Les soussignés Délégués des ouvriers carriers
de la forêt de fontainebleau, vous prient d'accorder
votre sollicitude à l'exposé suivant.
Depuis plus de deux cent ans, la seule
industrie des ouvriers de la ville de fontainebleau et
des communes attenantes à la forêt, consiste dans
l'extraction des pavés, pour les travaux de la route et
principalement dans la ville de Paris.
Depuis plusieurs années MMr les ingénieurs
de la ville de Paris, ont cherché sous divers prétextes,
à restreindre les approvisionnements que la ville avait
l'habitude de faire dans nos localités, au profit de
nouvelles carrières, appartenant à des particuliers
aux environs de Paris.
Cependant les travaux publics, des routes, des
communes des compagnies et des particuliers, ayant pris
en même temps un plus grand développement, notre industrie
n'avait pas encore beaucoup souffert de la restriction
faite par MMr les ingénieurs, de l'emploi des pavés
de Fontainebleau dans la ville de Paris. Mais Messieurs
les ingénieurs ont aggravé notre position, en supprimant
presqu'entièrement les provenances de nos localités, au profit
de pavés tirés de la Belgique.
Depuis nous avons appris que dans le projet du
nouveau bail, Messieurs les ingénieurs avaient exclus
définitivement tous les pavés de fontainebleau.
Nous ne pouvons nous expliquer dans quel but
et comment après tant d'années , où il a été reconnu par
expérience qu'il existait dans la forêt de fontainebleau
une quantité innombrable de rochers dont la production
était d'une excellente qualités.
Messieurs les ingénieurs ont résolu d'anéantir
presqu'en partie, l'industrie qui fait vivre plus de deux
mille familles de français au profit d'ouvriers étrangers.
En ce moment surtout les marchands de pavés
de fontainebleau étant encombrés de pavés fabriqués cet hiver
qu'ils ne trouvent pas à livrer au commerce par suite de la
suspension des affaires particulières refusent de nous occuper
ou d'acheter les pavés que nous avons obtenu de fabriquer
pour notre compte , dans les diverses localités de la forêt.
Dans cette circonstance, nous venons, Citoyens
Gouverneurs au nom de tous les ouvriers carriers de la forêt
de fontainebleau nous prier d'accorder votre protection
à notre malheureuse industrie qui dans les temps prospères
suffit à peine à nourir nos familles, malgré les plus
pénibles et les plus rudes fatigues.
Nous vous prions d'imposer à Messieurs
les ingénieurs l'obligation :
1° De supprimer entièrement les pavés provenant
de la Belgique au détriment de notre sol, dont la qualité
est au moins égale , et le prix infiniment inférieur.

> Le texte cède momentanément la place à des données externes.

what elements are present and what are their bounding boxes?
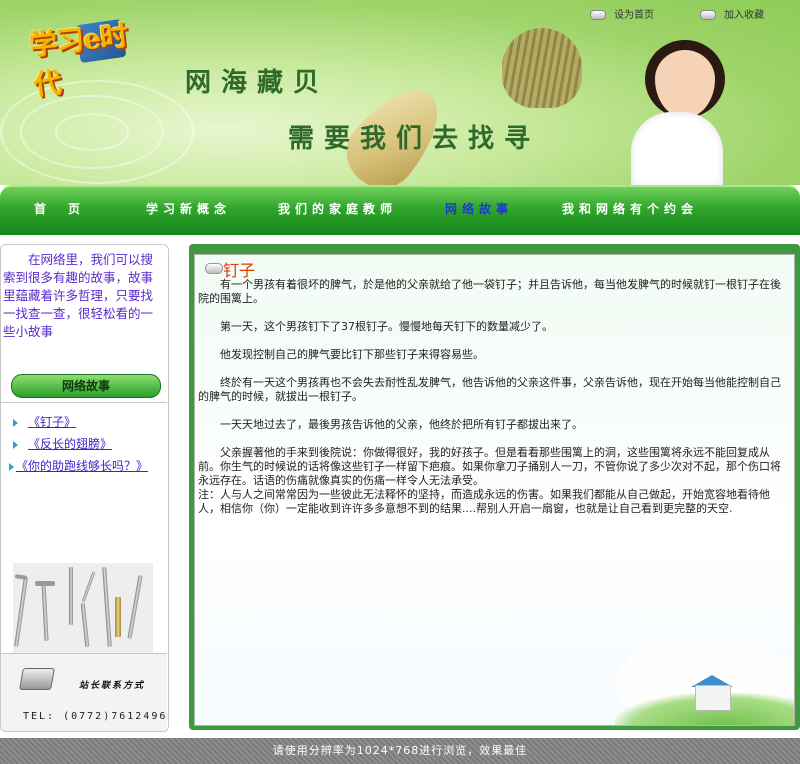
contact-tel: TEL: (0772)7612496: [23, 711, 168, 722]
girl-dress: [631, 112, 723, 185]
story-link-runway[interactable]: 《你的助跑线够长吗？》: [9, 457, 148, 474]
story-link-label: 《反长的翅膀》: [28, 437, 113, 451]
article-paragraph: 他发现控制自己的脾气要比钉下那些钉子来得容易些。: [220, 348, 484, 361]
article-paragraph: 第一天，这个男孩钉下了37根钉子。慢慢地每天钉下的数量减少了。: [220, 320, 553, 333]
set-homepage-label: 设为首页: [614, 10, 654, 21]
pill-icon: [700, 10, 716, 20]
story-link-label: 《你的助跑线够长吗？》: [16, 459, 149, 473]
triangle-bullet-icon: [9, 462, 14, 471]
footer: 请使用分辨率为1024*768进行浏览，效果最佳: [0, 738, 800, 764]
set-homepage-link[interactable]: 设为首页: [590, 6, 654, 21]
nav-web-date[interactable]: 我和网络有个约会: [562, 200, 698, 217]
nav-new-concepts[interactable]: 学习新概念: [146, 200, 231, 217]
banner-headline-2: 需要我们去找寻: [288, 124, 541, 154]
contact-title: 站长联系方式: [79, 681, 146, 691]
nav-home[interactable]: 首 页: [34, 200, 85, 217]
nav-web-stories[interactable]: 网络故事: [445, 200, 513, 217]
add-favorite-link[interactable]: 加入收藏: [700, 6, 764, 21]
article-paragraph: 终於有一天这个男孩再也不会失去耐性乱发脾气，他告诉他的父亲这件事，父亲告诉他，现…: [198, 376, 781, 403]
article-paragraph: 一天天地过去了，最後男孩告诉他的父亲，他终於把所有钉子都拔出来了。: [220, 418, 583, 431]
article-body: 有一个男孩有着很坏的脾气，於是他的父亲就给了他一袋钉子；并且告诉他，每当他发脾气…: [198, 278, 790, 516]
story-link-wings[interactable]: 《反长的翅膀》: [13, 435, 112, 452]
pill-icon: [590, 10, 606, 20]
scallop-shell-image: [502, 28, 582, 108]
pill-icon: [205, 263, 223, 274]
site-logo[interactable]: 学习e时代: [27, 12, 147, 102]
nav-home-tutor[interactable]: 我们的家庭教师: [278, 200, 397, 217]
house-decoration: [695, 685, 731, 711]
article-panel: 钉子 有一个男孩有着很坏的脾气，於是他的父亲就给了他一袋钉子；并且告诉他，每当他…: [194, 254, 795, 726]
header-banner: 学习e时代 网海藏贝 需要我们去找寻 设为首页 加入收藏: [0, 0, 800, 185]
sidebar-intro: 在网络里，我们可以搜索到很多有趣的故事，故事里蕴藏着许多哲理，只要找一找查一查，…: [3, 252, 154, 339]
story-link-label: 《钉子》: [28, 415, 77, 429]
article-paragraph: 有一个男孩有着很坏的脾气，於是他的父亲就给了他一袋钉子；并且告诉他，每当他发脾气…: [198, 278, 781, 305]
article-note: 注：人与人之间常常因为一些彼此无法释怀的坚持，而造成永远的伤害。如果我们都能从自…: [198, 488, 770, 515]
banner-headline-1: 网海藏贝: [185, 68, 330, 98]
divider: [1, 402, 167, 403]
article-paragraph: 父亲握著他的手来到後院说：你做得很好，我的好孩子。但是看看那些围篱上的洞，这些围…: [198, 446, 781, 487]
triangle-bullet-icon: [13, 418, 18, 427]
section-title-web-stories: 网络故事: [11, 374, 161, 398]
story-link-nail[interactable]: 《钉子》: [13, 413, 76, 430]
girl-face: [645, 40, 725, 118]
water-ripple: [55, 113, 129, 151]
nails-image: [13, 563, 153, 653]
sidebar: 在网络里，我们可以搜索到很多有趣的故事，故事里蕴藏着许多哲理，只要找一找查一查，…: [0, 244, 169, 732]
footer-text: 请使用分辨率为1024*768进行浏览，效果最佳: [272, 744, 528, 757]
triangle-bullet-icon: [13, 440, 18, 449]
contact-area: 站长联系方式 TEL: (0772)7612496: [1, 653, 167, 731]
girl-photo: [625, 20, 730, 185]
main-content: 钉子 有一个男孩有着很坏的脾气，於是他的父亲就给了他一袋钉子；并且告诉他，每当他…: [189, 244, 800, 730]
main-nav: 首 页 学习新概念 我们的家庭教师 网络故事 我和网络有个约会: [0, 185, 800, 235]
phone-icon: [19, 668, 55, 690]
add-favorite-label: 加入收藏: [724, 10, 764, 21]
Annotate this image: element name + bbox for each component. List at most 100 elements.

2° L'emploi de nos pavés pour les travaux du
gouvernement en concurrence de ceux provenant des carrières
des environs de Paris.
3° L'approvisionnement de la moitié des dépôts
de pavés de la ville de Paris pour les travaux d'entretien.
Nous pensons Citoyens Membres du Gouvernement
que votre sollicitude pour tous les citoyens français nous
fera accueillir favorablement notre juste réclamation et que
vous ne voudriez pas que deux mille familles qui ne demandent
que de l'ordre et du travail puissent périr de misère par
l'influence de Messieurs les ingénieurs et par les rigueurs
qu'ils exercent sur les fournisseurs de nos produits par
suite de de prévention injuste.
Veuillez Cytoyens Gouvernants agréer
l'assurance de notre profond respect...
fontainebleau ce vingt mars mil huit cent quarante huit
suivent les signatures
Joseph Charmeux à avon
Gabin à Bourron
Paillard à Achères
Poincaré à Bourron
florand bourron
Pierre victor hutte
à Recloses
Durand à fontainebleau
Benjamin maréchal à fontainebleau
pauly carrie à fontainebleau
Leleau carrie à fontainebleau
Cousin
BF
Badlet carrier à fontainebleau
GB
jules Cottey
(...........)
Tissier Louis
Prudhomme
Legrand
navarre
vincent
Versé en mairie pour la législation (?) (....)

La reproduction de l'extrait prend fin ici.